Published: 25 January 2012



Semantic Web technologies have been developed to overcome the limitations of the current Web and conventional data integration solutions. The Semantic Web is expected to link all the data present on the Internet instead of linking just documents. One of the foundations of the Semantic Web technologies is the knowledge representation language Resource Description Framework (RDF). Knowledge expressed in RDF is typically stored in so-called triple stores (also known as RDF stores), from which it can be retrieved with SPARQL, a language designed for querying RDF-based models. The Semantic Web technologies should allow federated queries over multiple triple stores. In this paper we compare the efficiency of a set of biologically relevant queries as applied to a number of different triple store implementations.
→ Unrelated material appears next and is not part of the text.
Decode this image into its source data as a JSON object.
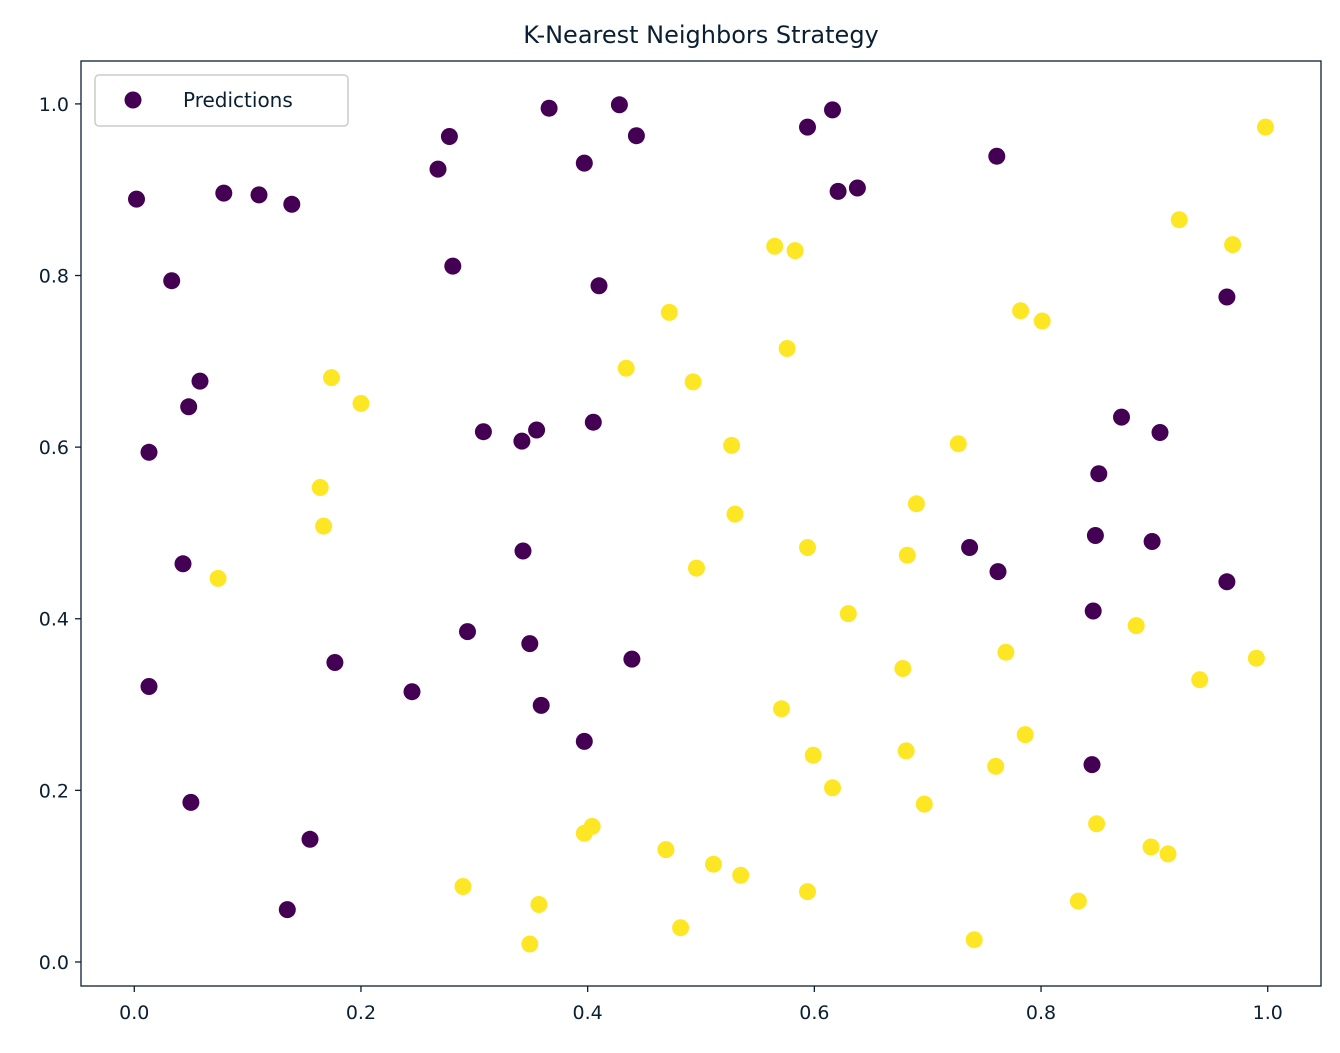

Previously we developed a library of queries to guide the use of our knowledge base Cell Cycle Ontology implemented as a triple store. We have now compared the performance of these queries on five non-commercial triple stores: OpenLink Virtuoso (Open-Source Edition), Jena SDB, Jena TDB, SwiftOWLIM and 4Store. We examined three performance aspects: the data uploading time, the query execution time and the scalability. The queries we had chosen addressed diverse ontological or biological questions, and we found that individual store performance was quite query-specific. We identified three groups of queries displaying similar behaviour across the different stores: 1) relatively short response time queries, 2) moderate response time queries and 3) relatively long response time queries. SwiftOWLIM proved to be a winner in the first group, 4Store in the second one and Virtuoso in the third one.
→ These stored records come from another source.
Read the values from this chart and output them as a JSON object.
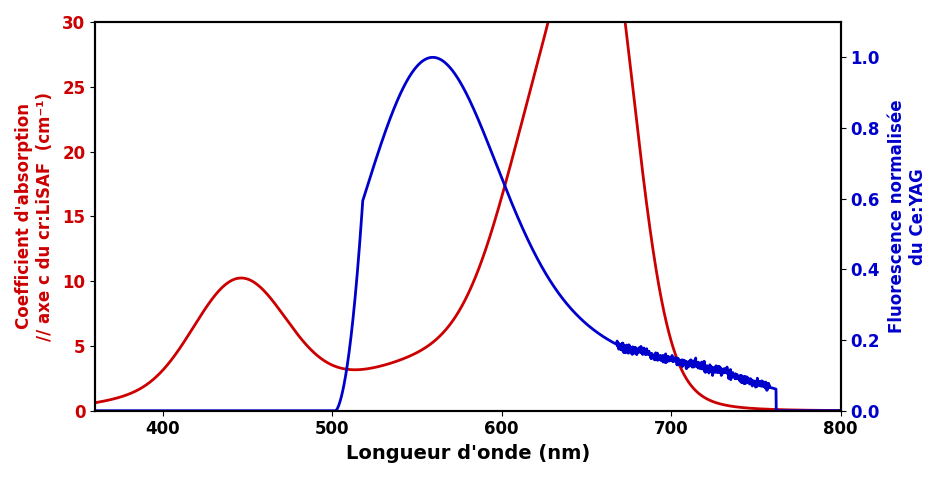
{
  "red_color": "#CC0000",
  "blue_color": "#0000CC",
  "xlabel": "Longueur d'onde (nm)",
  "ylabel_left": "Coefficient d'absorption\n// axe c du cr:LiSAF  (cm⁻¹)",
  "ylabel_right": "Fluorescence normalisée\ndu Ce:YAG",
  "xlim": [
    360,
    800
  ],
  "ylim_left": [
    0,
    30
  ],
  "ylim_right": [
    0,
    1.1
  ],
  "xticks": [
    400,
    500,
    600,
    700,
    800
  ],
  "yticks_left": [
    0,
    5,
    10,
    15,
    20,
    25,
    30
  ],
  "yticks_right": [
    0.0,
    0.2,
    0.4,
    0.6,
    0.8,
    1.0
  ],
  "xlabel_fontsize": 14,
  "ylabel_fontsize": 12,
  "tick_fontsize": 12,
  "linewidth": 2.0
}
Our analysis showed that some queries behaved idiosyncratically, in a triple store specific manner, mainly with SwiftOWLIM and 4Store. Virtuoso, as expected, displayed a very balanced performance - its load time and its response time for all the tested queries were better than average among the selected stores; it showed a very good scalability and a reasonable run-to-run reproducibility. Jena SDB and Jena TDB were consistently slower than the other three implementations. Our analysis demonstrated that most queries developed for Virtuoso could be successfully used for other implementations.